Man claims sole responsibility for murder of Australian missionary family

BHUBANESWAR, India, Feb 4 (AFP) -

One of more than a dozen men accused of the brutal murder in eastern India of an Australian missionary and his two children insisted Monday that he alone had started the fire in which they were burnt alive in their car.

In a crime that shocked India, Graham Staines and his sons, Philip, aged eight, and Timothy, 10, were killed when a mob, allegedly shouting anti-Christian slogans, set fire to their jeep after dousing it in petrol on January 23, 1999.

Mahendra Hembram, one of the accused in the case, unexpectedly interrupted the trial on Friday to claim sole responsibility for the murders -- a line he stuck to under questioning by the judge on Monday.

"I set fire to the vehicle as I did not want them to come to my village again," Hembram told the packed courtroom.

Hembram said none of the other accused were present, including the man police believed had led the mob to burn the car, Dara Singh.

Asked whether he had anything else to tell the court, the 22-year-old college dropout started off on a lengthy speech about coercive conversions by foreign missionaries.

Staines and his two children were travelling from their home town of Baripada to Keonjhar in the eastern state of Orissa and had made an overnight stop at the village of Manohapur village when they were killed.

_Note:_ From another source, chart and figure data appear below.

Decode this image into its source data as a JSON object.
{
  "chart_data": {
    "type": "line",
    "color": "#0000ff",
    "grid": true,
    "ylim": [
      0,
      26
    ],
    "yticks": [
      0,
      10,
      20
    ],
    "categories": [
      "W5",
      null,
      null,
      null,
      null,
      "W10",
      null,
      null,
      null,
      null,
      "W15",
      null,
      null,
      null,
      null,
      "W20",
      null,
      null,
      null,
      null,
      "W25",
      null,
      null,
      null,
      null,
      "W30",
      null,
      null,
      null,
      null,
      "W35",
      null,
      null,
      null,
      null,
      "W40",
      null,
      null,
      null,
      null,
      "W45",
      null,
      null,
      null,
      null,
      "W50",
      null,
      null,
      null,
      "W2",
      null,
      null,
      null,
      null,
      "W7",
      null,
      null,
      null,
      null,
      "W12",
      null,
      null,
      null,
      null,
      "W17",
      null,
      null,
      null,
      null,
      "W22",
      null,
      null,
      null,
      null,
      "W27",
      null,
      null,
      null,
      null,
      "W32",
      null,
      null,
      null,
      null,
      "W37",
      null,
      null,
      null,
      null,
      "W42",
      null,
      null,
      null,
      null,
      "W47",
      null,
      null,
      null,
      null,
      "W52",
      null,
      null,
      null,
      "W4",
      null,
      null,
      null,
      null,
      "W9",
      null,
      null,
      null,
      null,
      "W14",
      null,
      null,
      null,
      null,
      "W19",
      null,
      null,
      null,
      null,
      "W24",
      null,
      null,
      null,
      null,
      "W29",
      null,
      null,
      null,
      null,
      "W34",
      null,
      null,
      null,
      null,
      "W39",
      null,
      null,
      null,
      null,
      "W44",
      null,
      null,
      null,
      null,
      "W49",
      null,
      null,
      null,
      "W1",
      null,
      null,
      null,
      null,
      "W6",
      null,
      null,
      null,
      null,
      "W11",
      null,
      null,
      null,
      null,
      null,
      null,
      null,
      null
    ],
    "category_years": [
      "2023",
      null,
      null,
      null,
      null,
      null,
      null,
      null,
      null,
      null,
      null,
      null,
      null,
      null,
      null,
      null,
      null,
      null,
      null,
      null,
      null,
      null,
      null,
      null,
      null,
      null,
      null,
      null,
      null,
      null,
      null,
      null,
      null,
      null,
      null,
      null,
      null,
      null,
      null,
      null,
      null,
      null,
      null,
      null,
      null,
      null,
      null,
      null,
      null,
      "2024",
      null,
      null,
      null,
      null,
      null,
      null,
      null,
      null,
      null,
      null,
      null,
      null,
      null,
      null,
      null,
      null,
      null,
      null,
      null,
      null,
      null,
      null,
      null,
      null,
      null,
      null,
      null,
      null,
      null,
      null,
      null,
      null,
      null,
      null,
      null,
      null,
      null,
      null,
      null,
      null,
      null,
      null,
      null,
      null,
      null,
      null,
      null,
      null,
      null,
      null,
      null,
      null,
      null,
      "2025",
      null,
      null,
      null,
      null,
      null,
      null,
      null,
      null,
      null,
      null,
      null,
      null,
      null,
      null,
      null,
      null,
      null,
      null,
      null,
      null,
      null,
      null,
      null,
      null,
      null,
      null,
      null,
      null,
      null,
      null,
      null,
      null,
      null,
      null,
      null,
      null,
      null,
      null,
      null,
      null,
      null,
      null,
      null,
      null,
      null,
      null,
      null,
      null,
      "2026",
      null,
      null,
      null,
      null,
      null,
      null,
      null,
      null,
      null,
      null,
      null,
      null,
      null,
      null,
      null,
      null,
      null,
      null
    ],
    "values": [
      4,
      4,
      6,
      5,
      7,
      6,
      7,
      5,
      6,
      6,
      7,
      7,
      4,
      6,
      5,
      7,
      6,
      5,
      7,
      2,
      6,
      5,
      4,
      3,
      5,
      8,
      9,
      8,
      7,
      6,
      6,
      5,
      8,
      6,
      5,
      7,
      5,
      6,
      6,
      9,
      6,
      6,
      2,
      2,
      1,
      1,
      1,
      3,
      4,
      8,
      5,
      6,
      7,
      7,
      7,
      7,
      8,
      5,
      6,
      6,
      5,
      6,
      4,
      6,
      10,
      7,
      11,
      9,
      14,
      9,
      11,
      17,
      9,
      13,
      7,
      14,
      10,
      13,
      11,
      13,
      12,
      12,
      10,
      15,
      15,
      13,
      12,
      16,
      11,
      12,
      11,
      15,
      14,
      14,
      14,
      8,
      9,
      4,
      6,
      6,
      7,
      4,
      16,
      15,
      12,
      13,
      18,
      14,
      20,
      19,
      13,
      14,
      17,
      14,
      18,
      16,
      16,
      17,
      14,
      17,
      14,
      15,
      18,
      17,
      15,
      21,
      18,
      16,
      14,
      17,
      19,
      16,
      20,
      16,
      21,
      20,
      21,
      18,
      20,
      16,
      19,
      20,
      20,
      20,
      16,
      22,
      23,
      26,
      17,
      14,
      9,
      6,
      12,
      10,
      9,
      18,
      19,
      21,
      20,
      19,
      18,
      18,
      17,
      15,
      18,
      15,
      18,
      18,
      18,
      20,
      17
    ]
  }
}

They were sleeping in the car because of cold weather.

The three tried to escape the fire but a 50-strong mob armed with axes, allegedly prevented them from escaping from the jeep and watched as they burned to death.

A group of villagers who tried to save them were also attacked by the crowd. The gory incident highlighted tensions between Hindus and Christians. Other missionaries blamed right-wing Hindus for the murder.

A total of 17 people are on trial for the murders and at least one of them is alleged to have connections with a right-wing Hindu group. They have all pleaded not guilty.

Staines had reportedly been facing opposition from local Hindus over an annual camp he hosted on "religious and social discourse".

"Staines with fellow Christians used to frequently visit our village and he used to hold religious camps," Hembran said in a statement submitted on Saturday.

"I was annoyed by their conversion activity and slaughter of cows. It was very painful for me," it said.

Hembran said he plotted with some others to carry out the attack.

"We put straw and hay on the vehicle and set fire to it and immediately left the place," the statement said.

Hembran said he did not want the innocent people who were on trial with him to suffer.

Staines, who first moved to India in 1965 to do missionary work, was associated with the Leprosy Home Mission in Baripada and had worked with lepers for more than 30 years.

After the killings, Prime Minister Atal Behari Vajpayee and his right-wing Hindu BJP party faced criticism for failing to rein in fanatical Hindus.

Christians account for just two percent of the overwhelmingly Hindu population of India.